Setelah menunggu kapal bongkar muat yang memindahkan koper-koper kita dari kapal sebelumnya ke kapal yang sekarang lebih besar, akhirnya kami diperbolehkan naik. Kali ini saya bisa dapat duduk di dalam kapal sehingga tidak akan kena tempias hujan. Anak Buah Kapal (ABK) menaruh ransel dan tas tentengan kita di bagian tengah di dalam kapal. Saya memeriksa ransel dan isinya (sangat khawatir kalau laptop kena hujan), alhamdulillah aman. Saya duduk di sebelah Mbak Yuliza, di seberang Rezki dan Iyus. Ada beberapa teman baru juga ikut naik dan saya belum kenal dengan mereka. Saya sudah bertanya nama Mbak di sebelah saya, tapi lupa😅. Seperti biasa, saya butuh waktu untuk mengingat nama-nama orang. Saya sudah bersiap untuk tidur karena katanya perjalanan ke Misool akan sangat menyita waktu. Saya peluk bantal leher, lalu mencoba tidur😴.
 |
Posisi duduk |
 |
Ada anak baru😆 |
Saya tertidur, terbangun, tertidur lagi, terbangun lagi. Saya melihat Mbak Yuliza sudah duduk di bawah dan sedang asyik mengobrol. Sesekali saya mendengarkan obrolannya, lalu terlelap lagi. Sampai pada saat kami melewati kilang Petrogas, anak perusahaan di bawah SKK Migas, tiba-tiba notification dari hp saya masuk semua. Sinyal kencang sekali disini😍. Mas Ikhsan langsung mengumumkan, "Ayo, ayo, cek hp sekarang. Ini tempat terakhir ada sinyal kenceng sebelum masuk ke daerah Laut Seram (nama lautnya ya, bukan karena serem😌). Saya membuka semua sosial media, membiarkan semua terdownload dulu, membuka pesan, mengupload beberapa foto ke story, sampai akhirnya sinyal menghilang. Nah, sekarang baru waktunya baca semua pesan untuk mengisi waktu. Bahkan grup Whatsapp ibu-ibu komplek yang biasa saya skip aja, saya baca semua. Tampaknya masih lama banget nih sampai Misool.

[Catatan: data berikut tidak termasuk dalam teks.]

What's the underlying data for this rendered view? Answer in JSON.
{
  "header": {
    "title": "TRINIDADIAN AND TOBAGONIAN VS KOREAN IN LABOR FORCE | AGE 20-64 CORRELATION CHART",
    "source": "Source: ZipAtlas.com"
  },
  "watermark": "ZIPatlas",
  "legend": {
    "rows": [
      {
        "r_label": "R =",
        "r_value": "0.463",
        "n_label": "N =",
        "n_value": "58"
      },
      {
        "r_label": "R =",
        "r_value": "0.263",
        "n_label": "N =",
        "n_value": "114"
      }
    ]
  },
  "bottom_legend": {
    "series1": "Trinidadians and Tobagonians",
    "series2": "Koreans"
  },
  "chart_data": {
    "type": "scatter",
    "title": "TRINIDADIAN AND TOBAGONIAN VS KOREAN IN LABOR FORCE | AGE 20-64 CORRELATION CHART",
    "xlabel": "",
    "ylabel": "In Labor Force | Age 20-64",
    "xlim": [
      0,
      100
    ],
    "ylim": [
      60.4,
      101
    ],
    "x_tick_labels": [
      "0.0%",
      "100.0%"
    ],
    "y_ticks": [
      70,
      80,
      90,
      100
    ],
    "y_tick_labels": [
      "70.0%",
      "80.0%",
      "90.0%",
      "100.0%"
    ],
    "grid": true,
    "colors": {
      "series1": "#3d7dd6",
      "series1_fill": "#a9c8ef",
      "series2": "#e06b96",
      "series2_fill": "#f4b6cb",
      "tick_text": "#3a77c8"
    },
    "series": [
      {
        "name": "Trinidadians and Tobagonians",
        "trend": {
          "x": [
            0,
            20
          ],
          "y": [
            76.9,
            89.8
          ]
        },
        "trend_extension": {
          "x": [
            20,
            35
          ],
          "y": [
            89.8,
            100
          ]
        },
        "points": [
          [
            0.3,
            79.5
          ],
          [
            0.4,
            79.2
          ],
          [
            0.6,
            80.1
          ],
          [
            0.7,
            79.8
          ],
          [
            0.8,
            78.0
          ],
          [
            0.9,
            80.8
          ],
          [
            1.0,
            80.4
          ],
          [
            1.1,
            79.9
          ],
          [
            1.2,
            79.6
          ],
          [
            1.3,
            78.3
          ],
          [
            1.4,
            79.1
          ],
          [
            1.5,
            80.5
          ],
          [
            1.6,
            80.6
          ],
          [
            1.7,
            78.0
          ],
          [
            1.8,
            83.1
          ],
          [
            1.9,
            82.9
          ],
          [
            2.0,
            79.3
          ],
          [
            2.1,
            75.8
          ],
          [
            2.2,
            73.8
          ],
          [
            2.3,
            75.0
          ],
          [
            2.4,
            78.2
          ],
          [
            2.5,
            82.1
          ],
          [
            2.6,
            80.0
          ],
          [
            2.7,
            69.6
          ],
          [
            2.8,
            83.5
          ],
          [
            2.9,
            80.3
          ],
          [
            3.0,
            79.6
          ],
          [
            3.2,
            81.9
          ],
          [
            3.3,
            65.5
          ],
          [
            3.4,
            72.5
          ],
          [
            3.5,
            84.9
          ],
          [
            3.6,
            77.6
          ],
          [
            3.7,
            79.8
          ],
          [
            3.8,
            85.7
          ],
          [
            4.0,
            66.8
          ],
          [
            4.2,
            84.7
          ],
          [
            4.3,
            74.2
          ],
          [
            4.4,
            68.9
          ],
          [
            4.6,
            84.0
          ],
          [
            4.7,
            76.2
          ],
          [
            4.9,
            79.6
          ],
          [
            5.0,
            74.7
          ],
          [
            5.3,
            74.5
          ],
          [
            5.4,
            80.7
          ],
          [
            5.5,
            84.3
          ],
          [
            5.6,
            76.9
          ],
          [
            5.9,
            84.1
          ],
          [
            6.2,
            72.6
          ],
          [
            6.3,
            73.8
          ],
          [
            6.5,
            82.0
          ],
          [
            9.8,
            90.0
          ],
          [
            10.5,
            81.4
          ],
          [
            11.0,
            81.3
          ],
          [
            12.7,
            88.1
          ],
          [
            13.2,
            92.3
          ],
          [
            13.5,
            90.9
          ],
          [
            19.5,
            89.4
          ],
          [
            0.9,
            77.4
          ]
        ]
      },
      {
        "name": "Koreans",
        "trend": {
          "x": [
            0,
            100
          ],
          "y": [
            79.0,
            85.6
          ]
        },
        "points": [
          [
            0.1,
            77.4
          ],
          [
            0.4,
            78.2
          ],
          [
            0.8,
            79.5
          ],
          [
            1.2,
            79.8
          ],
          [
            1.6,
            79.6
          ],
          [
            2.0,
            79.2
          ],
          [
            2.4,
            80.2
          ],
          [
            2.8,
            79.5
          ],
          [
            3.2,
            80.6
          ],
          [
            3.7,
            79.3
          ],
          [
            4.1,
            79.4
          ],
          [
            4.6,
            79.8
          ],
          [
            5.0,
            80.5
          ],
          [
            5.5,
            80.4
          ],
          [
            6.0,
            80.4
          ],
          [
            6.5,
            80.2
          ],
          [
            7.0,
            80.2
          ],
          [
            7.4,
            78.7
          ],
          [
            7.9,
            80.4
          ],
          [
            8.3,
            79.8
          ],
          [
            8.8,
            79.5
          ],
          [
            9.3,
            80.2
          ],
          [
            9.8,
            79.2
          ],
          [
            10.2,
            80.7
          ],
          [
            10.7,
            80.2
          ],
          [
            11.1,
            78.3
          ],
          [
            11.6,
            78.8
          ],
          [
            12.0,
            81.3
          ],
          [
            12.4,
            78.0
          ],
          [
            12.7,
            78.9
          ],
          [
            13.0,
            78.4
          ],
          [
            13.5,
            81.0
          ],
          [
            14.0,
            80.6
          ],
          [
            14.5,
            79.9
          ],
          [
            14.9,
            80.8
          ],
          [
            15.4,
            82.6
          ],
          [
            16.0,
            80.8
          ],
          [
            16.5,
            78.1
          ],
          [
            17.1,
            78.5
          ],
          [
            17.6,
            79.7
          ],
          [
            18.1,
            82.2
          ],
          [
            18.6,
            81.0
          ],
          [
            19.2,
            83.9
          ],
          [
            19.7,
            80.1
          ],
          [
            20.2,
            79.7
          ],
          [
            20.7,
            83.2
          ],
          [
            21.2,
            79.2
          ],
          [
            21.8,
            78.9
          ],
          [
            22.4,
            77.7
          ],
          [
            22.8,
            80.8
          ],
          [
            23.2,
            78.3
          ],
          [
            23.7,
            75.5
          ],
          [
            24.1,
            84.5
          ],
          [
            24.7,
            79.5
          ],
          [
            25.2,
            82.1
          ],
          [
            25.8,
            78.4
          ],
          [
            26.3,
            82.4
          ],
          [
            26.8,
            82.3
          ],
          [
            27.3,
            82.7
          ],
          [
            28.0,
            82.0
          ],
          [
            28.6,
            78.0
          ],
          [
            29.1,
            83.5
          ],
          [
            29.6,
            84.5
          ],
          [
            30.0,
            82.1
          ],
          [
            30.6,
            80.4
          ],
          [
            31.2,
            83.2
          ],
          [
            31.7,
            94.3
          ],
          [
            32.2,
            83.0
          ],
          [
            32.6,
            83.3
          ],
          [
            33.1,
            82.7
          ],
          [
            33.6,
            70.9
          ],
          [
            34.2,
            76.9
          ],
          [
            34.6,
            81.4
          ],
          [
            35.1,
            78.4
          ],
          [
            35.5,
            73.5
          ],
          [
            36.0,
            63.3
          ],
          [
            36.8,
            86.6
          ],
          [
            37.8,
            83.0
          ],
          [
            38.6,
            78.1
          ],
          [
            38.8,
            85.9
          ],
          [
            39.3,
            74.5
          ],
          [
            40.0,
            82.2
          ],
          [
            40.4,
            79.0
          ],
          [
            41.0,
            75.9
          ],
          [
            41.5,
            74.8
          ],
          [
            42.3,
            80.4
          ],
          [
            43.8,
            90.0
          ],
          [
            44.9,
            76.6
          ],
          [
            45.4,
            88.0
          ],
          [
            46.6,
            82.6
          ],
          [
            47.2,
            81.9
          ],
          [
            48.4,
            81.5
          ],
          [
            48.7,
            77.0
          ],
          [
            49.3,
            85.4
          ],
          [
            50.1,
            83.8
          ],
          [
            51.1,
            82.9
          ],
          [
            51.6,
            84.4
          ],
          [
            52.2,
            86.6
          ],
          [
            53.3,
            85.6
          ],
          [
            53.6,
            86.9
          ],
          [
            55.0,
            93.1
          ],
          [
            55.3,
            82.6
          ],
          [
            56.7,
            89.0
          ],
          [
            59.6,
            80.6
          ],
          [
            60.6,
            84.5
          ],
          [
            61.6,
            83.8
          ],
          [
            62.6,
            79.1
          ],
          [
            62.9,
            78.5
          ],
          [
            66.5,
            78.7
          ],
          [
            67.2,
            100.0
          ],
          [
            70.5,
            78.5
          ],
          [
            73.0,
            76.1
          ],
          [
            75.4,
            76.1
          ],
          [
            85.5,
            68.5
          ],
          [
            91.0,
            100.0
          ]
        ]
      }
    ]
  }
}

Kita memasuki laut lepas di waktu sore. Mau tidur lagi pun udah nggak ngantuk. Saya menyuruh Rezki duduk di sebelah dan kita membahas foto-foto sampai saya bosan. Saya mendengar cowok di sebelah Iyus ngoceh melulu. "Ih ini anak baru berisik amat," kata saya dalam hati. Kalau dipikir-pikir, "anak baru" apanya? Cuma beda dua hari🤣🤣🤣.
Mbak di sebelah saya juga kayaknya udah bosen dan berpindah duduk berkali-kali. Dia bilang, "duh pinggul aku sakit deh. Kamu sakit nggak?"
"Nggak sih," jawab saya.
Lalu Mbak-nya menekan pinggul saya kenceng banget sampe saya bilang, "OUW!"
"Nah disitu sakitnya."
"Haduwh, tadi nggak sakit, sekarang jadi sakit." Saya jadi mengelus-elus pinggul deh🥲.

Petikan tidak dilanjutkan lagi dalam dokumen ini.